Joseph D. Christina, Chief Executive Officer, Noodles & Company: Correct. It’s specific weeks of the year outside of our existing LTO.

Todd Brooks, Analyst, The Benchmark Company: Okay, great. You talked about the second quarter LTO. I know last quarter, you had some additional items when you were running the sauté. You added the ramen back in. Are there any other kind of add-ins to this LTO, or is it going to be this dish standing on its own through the quarter?

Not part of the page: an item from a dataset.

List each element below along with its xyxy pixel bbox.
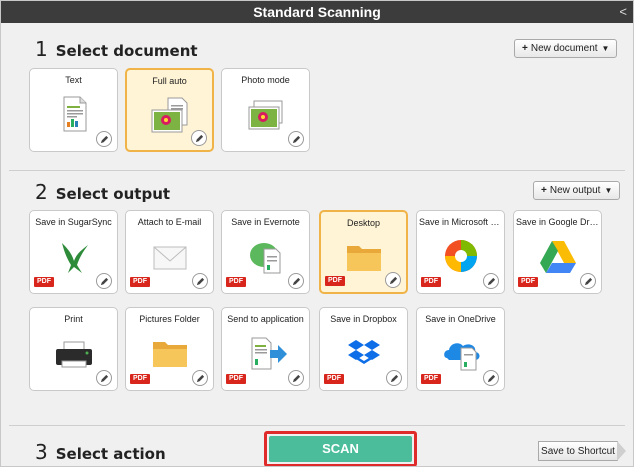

Joseph D. Christina, Chief Executive Officer, Noodles & Company: Just the partnership that we are with Cravings with Chrissy Teigen, and getting the benefit of all her followers, as well as a new treat to put it in the bundle. We are standing on our LTO for this quarter, and with other new news coming up in the remainder of the year.

Todd Brooks, Analyst, The Benchmark Company: Okay, a final one for me, and thanks for being patient with all the questions. Mike, I think you talked about check being up 4.4%. Can you break that down between price and mix?

Michael Hynes, Chief Financial Officer, Noodles & Company: Yeah, we had about 2% price for the quarter, and that’s really our expectation for the full year 2026, with the rest coming from mix. The mix benefit we’ve been seeing for a couple of quarters now as we’ve had the new menu items, which have a little higher price point. Also the strength of our delivery channel is pushing the check up a bit as well.

Todd Brooks, Analyst, The Benchmark Company: Okay, great. Congrats again, guys. Really, really good stuff here.

Joseph D. Christina, Chief Executive Officer, Noodles & Company: Thank you, Todd.

Michael Hynes, Chief Financial Officer, Noodles & Company: Thanks so much, Todd.

Operator/Moderator, Noodles & Company: Thank you. Ladies and gentlemen, that then concludes today’s conference call. Thank you for joining us. You may now disconnect your lines.